Listen and understand: this is not history; this is a ghastly reality unfolding before our eyes. A law has been enacted that allows a husband to beat his wife. Yes, you read that correctly. So long as no bones break, so long as no visible wounds appear — domestic violence is no longer a crime. The walls that once symbolized safety in a home have become prisons of fear, oppression, and darkness.
Taliban supreme leader Hibatullah Akhundzada has formalized this atrocity. Women’s status is now equivalent to that of slaves. The husband is called the “master,” and his hand can wield a stick with legal sanction. Pain, trauma, fear — all rendered meaningless.
The law stipulates that if the beating does not leave serious injuries, it is not considered a crime. The mirror of justice is shattered, and not a single shard remains for women. If a woman seeks justice, she must appear in court fully veiled and accompanied by a male guardian. If that guardian is the very husband who abuses her, then stepping into the courtroom is nothing less than walking into the arms of one’s tormentor.

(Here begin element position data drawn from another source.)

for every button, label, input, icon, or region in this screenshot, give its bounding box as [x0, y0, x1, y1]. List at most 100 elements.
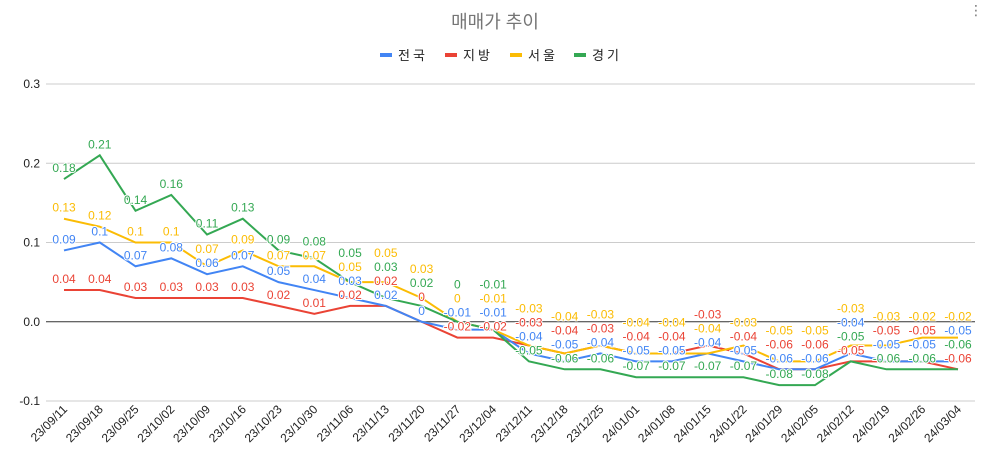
data-label: -0.01 [444, 306, 472, 320]
data-label: -0.05 [730, 343, 758, 357]
data-label: 0.02 [267, 288, 291, 302]
data-label: 0.02 [374, 288, 398, 302]
data-label: 0.02 [374, 274, 398, 288]
data-label: -0.07 [622, 359, 650, 373]
data-label: -0.04 [658, 329, 686, 343]
x-tick-label: 23/10/30 [278, 402, 321, 445]
data-label: -0.03 [587, 307, 615, 321]
data-label: -0.05 [766, 323, 794, 337]
data-label: -0.04 [515, 329, 543, 343]
x-tick-label: 24/03/04 [921, 402, 964, 445]
data-label: -0.02 [444, 320, 472, 334]
data-label: -0.02 [909, 309, 937, 323]
series-line [63, 217, 958, 363]
x-tick-label: 24/02/05 [778, 402, 821, 445]
data-label: -0.05 [801, 323, 829, 337]
data-label: -0.04 [694, 321, 722, 335]
legend-label[interactable]: 전국 [398, 48, 428, 63]
data-label: 0.1 [91, 225, 108, 239]
data-label: 0.21 [88, 137, 112, 151]
data-label: 0.05 [338, 260, 362, 274]
x-tick-label: 23/09/11 [28, 402, 71, 445]
x-tick-label: 24/02/26 [885, 402, 928, 445]
data-label: -0.05 [658, 343, 686, 357]
x-tick-label: 23/11/27 [421, 402, 464, 445]
data-label: 0.08 [160, 240, 184, 254]
x-tick-label: 24/01/15 [671, 402, 714, 445]
data-label: -0.01 [479, 292, 507, 306]
data-label: 0.14 [124, 193, 148, 207]
series-line [63, 153, 958, 387]
x-tick-label: 23/11/13 [350, 402, 393, 445]
data-label: -0.05 [837, 343, 865, 357]
x-tick-label: 23/12/18 [528, 402, 571, 445]
x-tick-label: 23/10/09 [170, 402, 213, 445]
data-label: -0.05 [909, 337, 937, 351]
data-label: 0.07 [124, 248, 148, 262]
data-label: 0.03 [338, 274, 362, 288]
x-tick-label: 23/10/16 [206, 402, 249, 445]
data-label: 0.03 [195, 280, 219, 294]
data-label: -0.06 [766, 351, 794, 365]
data-label: -0.06 [909, 351, 937, 365]
data-label: -0.03 [587, 321, 615, 335]
data-label: -0.07 [730, 359, 758, 373]
x-tick-label: 23/11/20 [385, 402, 428, 445]
data-label: -0.04 [622, 315, 650, 329]
x-tick-label: 23/10/02 [134, 402, 177, 445]
data-labels: 0.040.090.130.180.040.10.120.210.030.070… [51, 136, 973, 382]
data-label: 0.18 [52, 161, 76, 175]
data-label: -0.06 [944, 337, 972, 351]
data-label: -0.08 [801, 367, 829, 381]
chart-title: 매매가 추이 [451, 12, 539, 32]
data-label: -0.03 [515, 315, 543, 329]
series-lines [63, 153, 959, 387]
x-tick-label: 24/01/22 [707, 402, 750, 445]
data-label: -0.04 [837, 315, 865, 329]
data-label: -0.06 [944, 351, 972, 365]
data-label: -0.01 [479, 306, 507, 320]
data-label: -0.06 [801, 337, 829, 351]
data-label: -0.04 [587, 335, 615, 349]
data-label: 0.07 [303, 248, 327, 262]
data-label: 0.04 [303, 272, 327, 286]
data-label: -0.04 [730, 329, 758, 343]
data-label: 0.01 [303, 296, 327, 310]
legend: 전국 지방 서울 경기 [380, 48, 622, 63]
data-label: 0 [454, 278, 461, 292]
data-label: 0.04 [88, 272, 112, 286]
data-label: 0.05 [374, 246, 398, 260]
data-label: 0.03 [231, 280, 255, 294]
x-tick-label: 24/01/08 [635, 402, 678, 445]
legend-label[interactable]: 경기 [592, 48, 622, 63]
legend-label[interactable]: 지방 [463, 48, 493, 63]
more-options-icon[interactable]: ⋮ [969, 2, 983, 18]
data-label: -0.06 [801, 351, 829, 365]
x-axis: 23/09/1123/09/1823/09/2523/10/0223/10/09… [28, 402, 965, 445]
x-tick-label: 24/01/01 [599, 402, 642, 445]
data-label: 0.05 [267, 264, 291, 278]
legend-label[interactable]: 서울 [528, 48, 558, 63]
data-label: 0.13 [231, 201, 255, 215]
x-tick-label: 24/02/19 [850, 402, 893, 445]
data-label: 0.05 [338, 246, 362, 260]
y-tick-label: 0.1 [23, 236, 40, 250]
data-label: 0.1 [127, 225, 144, 239]
data-label: -0.05 [622, 343, 650, 357]
data-label: -0.06 [766, 337, 794, 351]
data-label: 0.02 [410, 276, 434, 290]
x-tick-label: 23/12/04 [456, 402, 499, 445]
y-tick-label: -0.1 [19, 394, 40, 408]
data-label: -0.05 [837, 329, 865, 343]
data-label: -0.06 [873, 351, 901, 365]
data-label: 0.12 [88, 209, 112, 223]
data-label: 0.02 [338, 288, 362, 302]
data-label: 0.13 [52, 201, 76, 215]
data-label: -0.06 [587, 351, 615, 365]
data-label: -0.03 [694, 307, 722, 321]
series-line [63, 241, 958, 371]
data-label: -0.05 [909, 323, 937, 337]
data-label: -0.04 [622, 329, 650, 343]
x-tick-label: 23/12/11 [493, 402, 536, 445]
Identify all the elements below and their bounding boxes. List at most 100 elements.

If a woman leaves her home to visit her parents without her husband’s permission, not only she but her family faces imprisonment. The victim is criminalized, while the perpetrator is shielded by the law.
Since the Taliban returned to power in 2021, women’s world has shrunk relentlessly. First schools, then jobs, then public spaces, then salons and gyms — now, even the home is unsafe. Girls are barred from secondary education. Women are removed from workplaces. Public life, independent voices, personal safety — all erased. Windows that once let in life’s light are now shuttered or blocked, because the Taliban deems a woman being seen as “immoral.”
This is not merely oppression — it is systematic annihilation. An attack on half of humanity. Afghanistan today is the world’s most restricted nation, where every breath a woman takes is chained by law.
And the world? Silent. Taliban representatives are welcomed, trade agreements signed, sanctions prepared for lifting. Fourteen million women are being erased from public life. Their dignity and security trampled.
This is not just Afghanistan’s disgrace — it is a stain on humanity itself. When law promotes abuse and the world treats it as normal, silence too becomes a crime.
The question now is — how long will we remain silent? How long will our anger remain buried? How long will we turn our eyes away from women’s suffering? The quiet of Afghan women shames us, and the world watches, without raising a voice.
This is not merely Afghanistan’s shame — it is a scar on the conscience of the world. When cruelty is legalized and the world accepts it as normal, silence itself becomes complicity.